Beyond these reinsurance payments from taxpayers to insurers, insurance companies are also given fairly liberal leeway to set premiums as high as necessary in order to cover future bad risk. And since 80% of PPACA Exchange buyers are making that "purchase" with taxpayer subsidies, the "buyers" don't care all that much about premium anyway.
So, in a practical sense, why do you need a mandate to make this program fiscally feasible if the federal government is ultimately going to make insurers whole and pay any form of required bloated premiums to keep the system afloat? Therefore we now end up with a PPACA whose 10-year price tag looks more like $2 trillion as opposed to its original $1 trillion. Eleven years ago, when PPACA was born, taxpayers and politicians at least pretended to care about a trillion dollar price tag. That was seen as an incomprehensible sum of money. Now, in the midst of a global pandemic and the worst economic depression in 100 years the $2 trillion of healthcare reform looks like a pittance. Today, half of our country argues for Medicare-for-All at a thirty trillion dollar price tag. And our Treasury Department in conjunction with the federal reserve digitally create and spread out $6 to $9 trillion in pandemic bailouts in the blink of an eye with a few strokes on their keyboards.
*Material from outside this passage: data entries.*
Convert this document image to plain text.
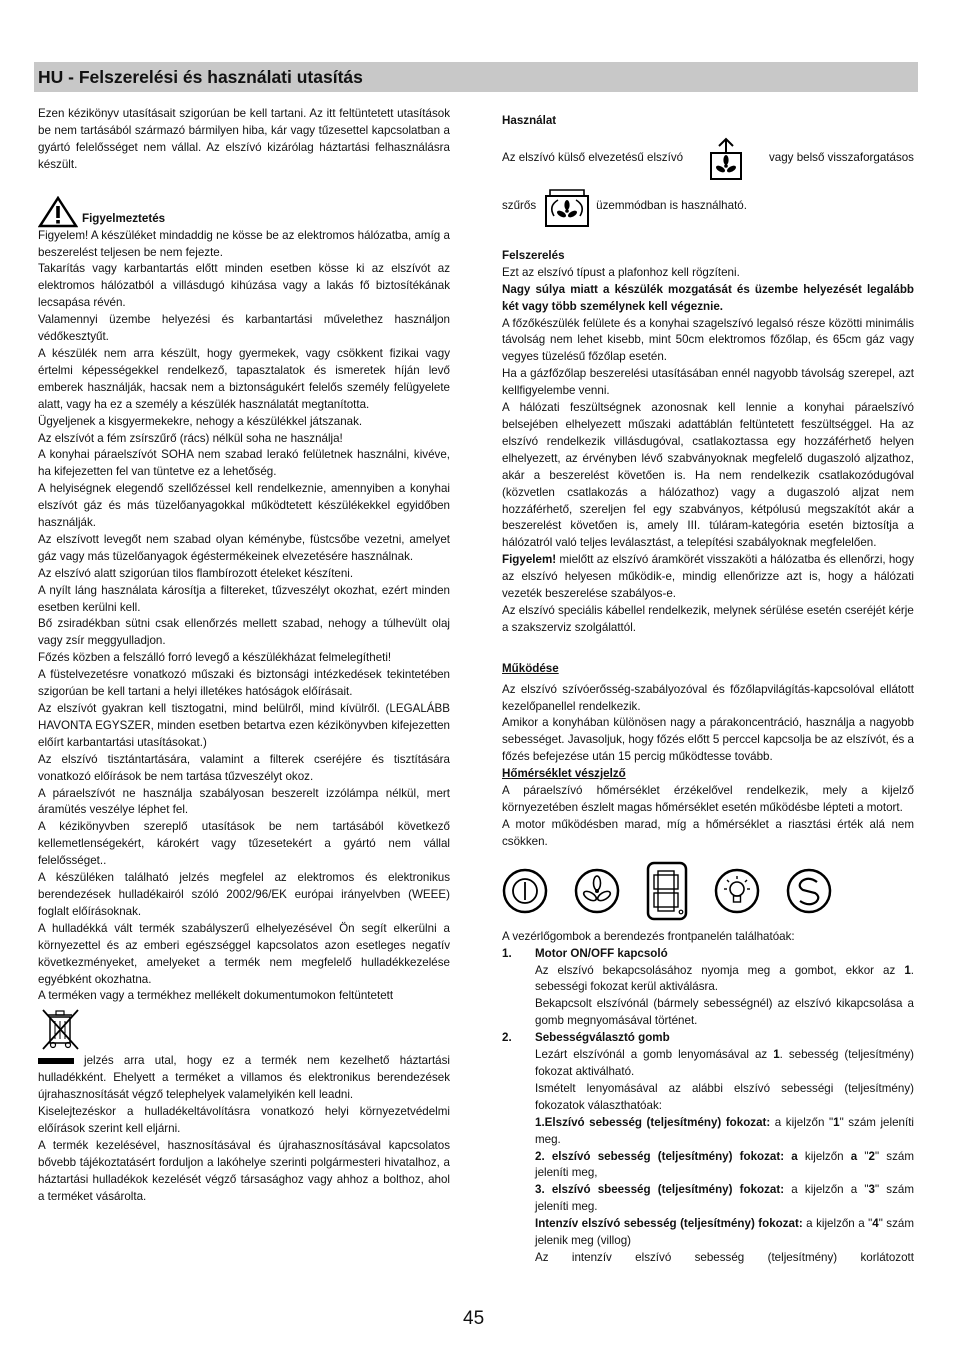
HU - Felszerelési és használati utasítás

Ezen kézikönyv utasításait szigorúan be kell tartani. Az itt feltüntetett utasítások be nem tartásából származó bármilyen hiba, kár vagy tűzesettel kapcsolatban a gyártó felelősséget nem vállal. Az elszívó kizárólag háztartási felhasználásra készült.

Figyelmeztetés

Figyelem! A készüléket mindaddig ne kösse be az elektromos hálózatba, amíg a beszerelést teljesen be nem fejezte.

Takarítás vagy karbantartás előtt minden esetben kösse ki az elszívót az elektromos hálózatból a villásdugó kihúzása vagy a lakás fő biztosítékának lecsapása révén.

Valamennyi üzembe helyezési és karbantartási művelethez használjon védőkesztyűt.

A készülék nem arra készült, hogy gyermekek, vagy csökkent fizikai vagy értelmi képességekkel rendelkező, tapasztalatok és ismeretek híján levő emberek használják, hacsak nem a biztonságukért felelős személy felügyelete alatt, vagy ha ez a személy a készülék használatát megtanította.

Ügyeljenek a kisgyermekekre, nehogy a készülékkel játszanak.

Az elszívót a fém zsírszűrő (rács) nélkül soha ne használja!

A konyhai páraelszívót SOHA nem szabad lerakó felületnek használni, kivéve, ha kifejezetten fel van tüntetve ez a lehetőség.

A helyiségnek elegendő szellőzéssel kell rendelkeznie, amennyiben a konyhai elszívót gáz és más tüzelőanyagokkal működtetett készülékekkel egyidőben használják.

Az elszívott levegőt nem szabad olyan kéménybe, füstcsőbe vezetni, amelyet gáz vagy más tüzelőanyagok égéstermékeinek elvezetésére használnak.

Az elszívó alatt szigorúan tilos flambírozott ételeket készíteni.

A nyílt láng használata károsítja a filtereket, tűzveszélyt okozhat, ezért minden esetben kerülni kell.

Bő zsiradékban sütni csak ellenőrzés mellett szabad, nehogy a túlhevült olaj vagy zsír meggyulladjon.

Főzés közben a felszálló forró levegő a készülékházat felmelegítheti!

A füstelvezetésre vonatkozó műszaki és biztonsági intézkedések tekintetében szigorúan be kell tartani a helyi illetékes hatóságok előírásait.

Az elszívót gyakran kell tisztogatni, mind belülről, mind kívülről. (LEGALÁBB HAVONTA EGYSZER, minden esetben betartva ezen kézikönyvben kifejezetten előírt karbantartási utasításokat.)

Az elszívó tisztántartására, valamint a filterek cseréjére és tisztítására vonatkozó előírások be nem tartása tűzveszélyt okoz.

A páraelszívót ne használja szabályosan beszerelt izzólámpa nélkül, mert áramütés veszélye léphet fel.

A kézikönyvben szereplő utasítások be nem tartásából következő kellemetlenségekért, károkért vagy tűzesetekért a gyártó nem vállal felelősséget..

A készüléken található jelzés megfelel az elektromos és elektronikus berendezések hulladékairól szóló 2002/96/EK európai irányelvben (WEEE) foglalt előírásoknak.

A hulladékká vált termék szabályszerű elhelyezésével Ön segít elkerülni a környezettel és az emberi egészséggel kapcsolatos azon esetleges negatív következményeket, amelyeket a termék nem megfelelő hulladékkezelése egyébként okozhatna.

A terméken vagy a termékhez mellékelt dokumentumokon feltüntetett

jelzés arra utal, hogy ez a termék nem kezelhető háztartási hulladékként. Ehelyett a terméket a villamos és elektronikus berendezések újrahasznosítását végző telephelyek valamelyikén kell leadni.

Kiselejtezéskor a hulladékeltávolításra vonatkozó helyi környezetvédelmi előírások szerint kell eljárni.

A termék kezelésével, hasznosításával és újrahasznosításával kapcsolatos bővebb tájékoztatásért forduljon a lakóhelye szerinti polgármesteri hivatalhoz, a háztartási hulladékok kezelését végző társasághoz vagy ahhoz a bolthoz, ahol a terméket vásárolta.

Használat

Az elszívó külső elvezetésű elszívó	vagy belső visszaforgatásos
szűrős	üzemmódban is használható.

Felszerelés

Ezt az elszívó típust a plafonhoz kell rögzíteni.

Nagy súlya miatt a készülék mozgatását és üzembe helyezését legalább két vagy több személynek kell végeznie.

A főzőkészülék felülete és a konyhai szagelszívó legalsó része közötti minimális távolság nem lehet kisebb, mint 50cm elektromos főzőlap, és 65cm gáz vagy vegyes tüzelésű főzőlap esetén.

Ha a gázfőzőlap beszerelési utasításában ennél nagyobb távolság szerepel, azt kellfigyelembe venni.

A hálózati feszültségnek azonosnak kell lennie a konyhai páraelszívó belsejében elhelyezett műszaki adattáblán feltüntetett feszültséggel. Ha az elszívó rendelkezik villásdugóval, csatlakoztassa egy hozzáférhető helyen elhelyezett, az érvényben lévő szabványoknak megfelelő dugaszoló aljzathoz, akár a beszerelést követően is. Ha nem rendelkezik csatlakozódugóval (közvetlen csatlakozás a hálózathoz) vagy a dugaszoló aljzat nem hozzáférhető, szereljen fel egy szabványos, kétpólusú megszakítót akár a beszerelést követően is, amely III. túláram-kategória esetén biztosítja a hálózatról való teljes leválasztást, a telepítési szabályoknak megfelelően.

Figyelem! mielőtt az elszívó áramkörét visszaköti a hálózatba és ellenőrzi, hogy az elszívó helyesen működik-e, mindig ellenőrizze azt is, hogy a hálózati vezeték beszerelése szabályos-e.

Az elszívó speciális kábellel rendelkezik, melynek sérülése esetén cseréjét kérje a szakszerviz szolgálattól.

Működése

Az elszívó szívóerősség-szabályozóval és főzőlapvilágítás-kapcsolóval ellátott kezelőpanellel rendelkezik.

Amikor a konyhában különösen nagy a párakoncentráció, használja a nagyobb sebességet. Javasoljuk, hogy főzés előtt 5 perccel kapcsolja be az elszívót, és a főzés befejezése után 15 percig működtesse tovább.

Hőmérséklet vészjelző

A páraelszívó hőmérséklet érzékelővel rendelkezik, mely a kijelző környezetében észlelt magas hőmérséklet esetén működésbe lépteti a motort.

A motor működésben marad, míg a hőmérséklet a riasztási érték alá nem csökken.

A vezérlőgombok a berendezés frontpanelén találhatóak:

1.	Motor ON/OFF kapcsoló

Az elszívó bekapcsolásához nyomja meg a gombot, ekkor az 1. sebességi fokozat kerül aktiválásra.

Bekapcsolt elszívónál (bármely sebességnél) az elszívó kikapcsolása a gomb megnyomásával történet.

2.	Sebességválasztó gomb

Lezárt elszívónál a gomb lenyomásával az 1. sebesség (teljesítmény) fokozat aktiválható.

Ismételt lenyomásával az alábbi elszívó sebességi (teljesítmény) fokozatok választhatóak:

1.Elszívó sebesség (teljesítmény) fokozat: a kijelzőn "1" szám jeleníti meg.

2. elszívó sebesség (teljesítmény) fokozat: a kijelzőn a "2" szám jeleníti meg,

3. elszívó sbeesség (teljesítmény) fokozat: a kijelzőn a "3" szám jeleníti meg.

Intenzív elszívó sebesség (teljesítmény) fokozat: a kijelzőn a "4" szám jelenik meg (villog)

Az intenzív elszívó sebesség (teljesítmény) korlátozott

45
So when we circle back to these arguments for and against the validity of the law, those arguing that PPACA must fall because without the individual mandate the law could balloon to twice as much as originally contemplated appear antiquated and well outside of the nation's spendthrift zeitgeist. In a practical sense, we never had an individual mandate. It was an IQ test that 98% of Americans passed with flying colors. And while some thought it may have been necessary for PPACA's function in 2012, 2013-2020 have proven that it is clearly not necessary - all we have to do is throw another trillion at the problem. And then maybe another trillion. Chump change in the fiscal imprudence of today's politician.
Perhaps on November 10th when Justice Thomas points out that PPACA will have no chance of sustaining itself at its original projected price tag without an individual mandate, Justice Kagan will, under her breath, utter, "okay boomer."